When war broke out, O’Leary was granted a leave of absence to return to Britain and re-enlist in the Irish Guards. During his first few months in combat in France he earned mention in dispatches and promotion to lance corporal. Then, on Feb. 1, 1915, near Cuinchy on the La Bassée Canal, elements of O’Leary’s company were sent forward to bolster a combined force of Coldstream Guards and Irish Guards that had taken heavy casualties.
After consolidating their forces, the British resumed their attack against German positions.
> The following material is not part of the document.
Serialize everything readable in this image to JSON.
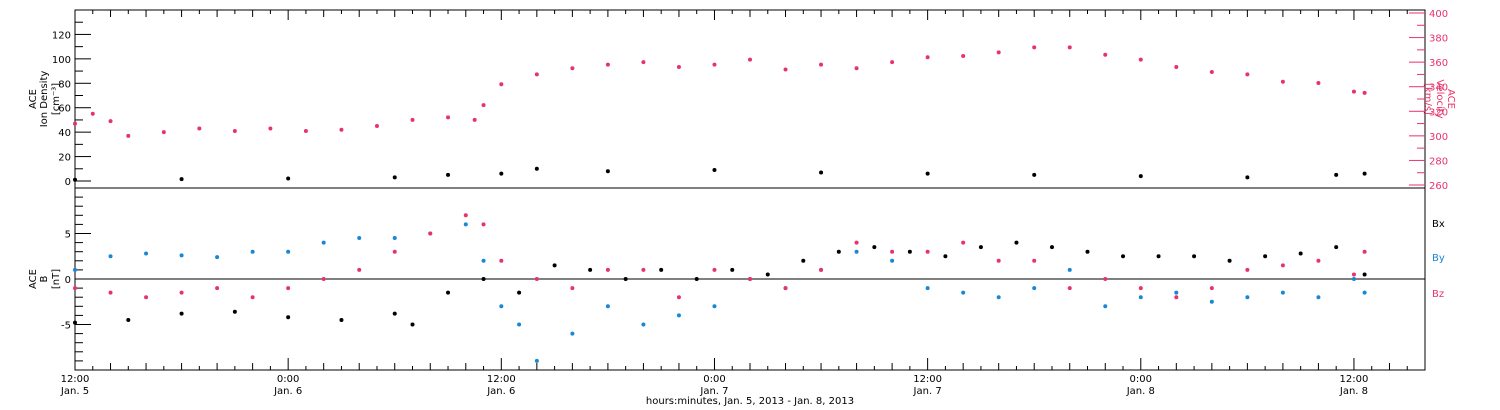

When a machine gun in the foremost enemy trench pinned down his unit, O’Leary moved out alone and killed the gun crew with five well-aimed shots. Advancing 60 yards farther to the second German line, he engaged a second machine gun, also killing its crew. Though out of ammunition, he then captured two more Germans at bayonet point.
Promoted to sergeant and awarded the Victoria Cross, O’Leary was heralded as one of Britain’s first heroes of the war. King George V himself decorated the Irishman at Buckingham Palace on June 22, and two weeks later thousands of Londoners gathered at Hyde Park to fete O’Leary. Subsequently detached on recruitment duty, he appeared on one of the best-known British recruiting posters of the war.
Initially, his countrymen widely sang O’Leary’s praises. But all that changed, especially after the April 1916 Easter Rising, when many came to regard him as a turncoat for fighting for rather than against the British. Irish playwright George Bernard Shaw even jabbed at O’Leary in a satirical one-act play titled O’Flaherty, V.C.
In 1916 O’Leary redeployed as a lieutenant in the Connaught Rangers—another Irish regiment—serving through war’s end in the Balkans, where he contracted malaria. Discharged in 1921, he returned to Canada for another stint as a policeman. Personal setbacks prompted his return to Britain, where he found himself in the run-up to World War II. In 1939 he returned to active duty, as a captain in the Middlesex Regiment, and crossed the channel with the British Expeditionary Force. But a recurrence of malaria forced his evacuation home before the Battle of France. He spent much of the war in command of a POW camp in southern England and ultimately retired as a major in 1954.
Irish-born British hero Michael O’Leary died in Greater London in 1961, his funeral attended by an honor guard of the Irish Guards.